Vladimir_F_2 · ‎11-24-2015

Thanks for the response, Tim.

Are you looking at the most current version of the post? I think in both the __sec_reduce_add and the sequential add I initialize both sums to 0. In multiple.c, you are right to point out the wrong ordering. I've corrected it (attached), but I'm still seeing 4% relative error on the in-line example, which is again too much for the number of operations considered.

jimdempseyatthecove · ‎11-27-2015

In your #2 post, second example, you are summing numbers that differ in magnitude by as much as 10^18.

When summing (and other types of operations), the order of operations can greatly affect the outcome of the results.

For the highest precision of output, sum the numbers from lowest magnitude to highest magnitude. Or at least, sum numbers of similar magnitude, then sum the sums (lowest magnitude to highest magnitude). Doing otherwise may/will result in lesser magnitude numbers not being included at all.

What you have now is comparing one arbitrary low accuracy summation against a different arbitrary low accuracy summation.

Jim Dempsey

Vladimir_F_2 · ‎11-27-2015

Ah, you're right Jim - I didn't consider the fact that the high-magnitude numbers may cancel, which would greatly affect the results if the low-magnitude numbers were added in before vs. after (because, as you mention, adding them in before, we would lose that information).
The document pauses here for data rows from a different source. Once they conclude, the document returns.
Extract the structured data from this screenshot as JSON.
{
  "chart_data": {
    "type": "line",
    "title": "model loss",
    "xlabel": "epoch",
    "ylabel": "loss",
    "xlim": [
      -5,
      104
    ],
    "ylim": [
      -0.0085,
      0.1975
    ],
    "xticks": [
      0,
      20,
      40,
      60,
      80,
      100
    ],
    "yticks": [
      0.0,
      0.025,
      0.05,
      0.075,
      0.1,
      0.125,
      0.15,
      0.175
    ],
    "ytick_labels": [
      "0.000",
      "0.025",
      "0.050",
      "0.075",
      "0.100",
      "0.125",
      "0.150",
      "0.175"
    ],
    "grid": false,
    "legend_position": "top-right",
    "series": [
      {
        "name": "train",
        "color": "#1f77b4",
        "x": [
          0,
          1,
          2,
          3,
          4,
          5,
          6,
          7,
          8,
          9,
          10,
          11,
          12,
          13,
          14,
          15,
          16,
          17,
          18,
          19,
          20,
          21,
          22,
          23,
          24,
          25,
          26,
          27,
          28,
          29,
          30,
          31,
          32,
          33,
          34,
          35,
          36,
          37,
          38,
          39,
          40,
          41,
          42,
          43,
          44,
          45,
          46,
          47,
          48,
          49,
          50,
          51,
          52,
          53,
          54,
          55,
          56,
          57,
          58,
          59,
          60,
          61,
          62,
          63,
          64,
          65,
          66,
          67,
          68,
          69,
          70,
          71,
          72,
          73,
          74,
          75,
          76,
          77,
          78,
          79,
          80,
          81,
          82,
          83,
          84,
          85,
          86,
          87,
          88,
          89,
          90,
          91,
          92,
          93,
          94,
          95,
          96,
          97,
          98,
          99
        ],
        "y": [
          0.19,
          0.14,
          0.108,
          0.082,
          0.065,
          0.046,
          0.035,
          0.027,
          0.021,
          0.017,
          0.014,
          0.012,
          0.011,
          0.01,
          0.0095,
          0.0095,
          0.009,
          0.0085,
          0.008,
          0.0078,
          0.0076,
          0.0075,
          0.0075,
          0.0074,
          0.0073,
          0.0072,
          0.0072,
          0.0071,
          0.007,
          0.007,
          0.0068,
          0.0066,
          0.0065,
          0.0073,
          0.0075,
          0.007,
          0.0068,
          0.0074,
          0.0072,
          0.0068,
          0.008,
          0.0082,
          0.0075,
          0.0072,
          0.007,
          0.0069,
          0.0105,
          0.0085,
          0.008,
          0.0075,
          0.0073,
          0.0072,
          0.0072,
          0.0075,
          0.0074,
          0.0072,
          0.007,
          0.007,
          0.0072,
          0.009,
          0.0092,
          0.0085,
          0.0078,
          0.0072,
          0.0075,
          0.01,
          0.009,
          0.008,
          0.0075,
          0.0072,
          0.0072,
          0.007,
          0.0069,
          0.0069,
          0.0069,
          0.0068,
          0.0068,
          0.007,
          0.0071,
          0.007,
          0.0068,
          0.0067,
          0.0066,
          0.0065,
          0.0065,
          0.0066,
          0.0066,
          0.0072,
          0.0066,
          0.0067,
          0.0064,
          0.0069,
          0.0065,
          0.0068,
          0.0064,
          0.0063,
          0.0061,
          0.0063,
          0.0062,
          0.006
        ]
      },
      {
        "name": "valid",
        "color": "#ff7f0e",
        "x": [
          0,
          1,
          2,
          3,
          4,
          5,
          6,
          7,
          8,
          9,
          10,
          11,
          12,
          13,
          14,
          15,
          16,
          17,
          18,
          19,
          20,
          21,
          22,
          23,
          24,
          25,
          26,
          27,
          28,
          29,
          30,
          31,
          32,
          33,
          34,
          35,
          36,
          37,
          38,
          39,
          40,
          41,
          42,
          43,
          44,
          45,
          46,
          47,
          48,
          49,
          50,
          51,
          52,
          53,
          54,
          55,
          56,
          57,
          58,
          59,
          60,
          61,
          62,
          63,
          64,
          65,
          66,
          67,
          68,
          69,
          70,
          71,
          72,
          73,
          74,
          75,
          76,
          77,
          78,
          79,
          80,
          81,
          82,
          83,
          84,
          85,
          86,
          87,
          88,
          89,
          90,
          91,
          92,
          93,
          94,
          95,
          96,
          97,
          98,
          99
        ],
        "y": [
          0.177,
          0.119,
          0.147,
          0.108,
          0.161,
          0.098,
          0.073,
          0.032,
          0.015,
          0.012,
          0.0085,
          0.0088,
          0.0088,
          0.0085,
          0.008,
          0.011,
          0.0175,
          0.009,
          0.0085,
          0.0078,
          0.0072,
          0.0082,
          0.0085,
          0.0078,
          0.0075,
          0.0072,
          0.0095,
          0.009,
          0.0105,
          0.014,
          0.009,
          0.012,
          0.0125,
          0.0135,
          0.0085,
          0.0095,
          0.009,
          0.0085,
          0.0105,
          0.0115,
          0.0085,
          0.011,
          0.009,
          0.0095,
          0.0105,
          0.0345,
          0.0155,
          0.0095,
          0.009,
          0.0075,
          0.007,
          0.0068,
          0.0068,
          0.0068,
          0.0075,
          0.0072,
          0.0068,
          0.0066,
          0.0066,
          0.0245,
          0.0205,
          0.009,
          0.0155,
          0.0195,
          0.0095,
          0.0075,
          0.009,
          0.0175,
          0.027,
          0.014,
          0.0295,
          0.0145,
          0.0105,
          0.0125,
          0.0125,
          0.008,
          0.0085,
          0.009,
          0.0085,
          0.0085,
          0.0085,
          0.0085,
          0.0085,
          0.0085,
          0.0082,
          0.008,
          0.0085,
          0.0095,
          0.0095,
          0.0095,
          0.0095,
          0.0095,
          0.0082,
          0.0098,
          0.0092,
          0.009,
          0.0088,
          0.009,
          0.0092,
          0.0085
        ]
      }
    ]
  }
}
To confirm, I replicated the example of multiple.c switching to double precision (which should be able to represent the 10^18 difference without accuracy loss), and this was indeed the case.

It seems that the highly divergent results are unavoidable with floats.

Thanks for taking the time to answer the question!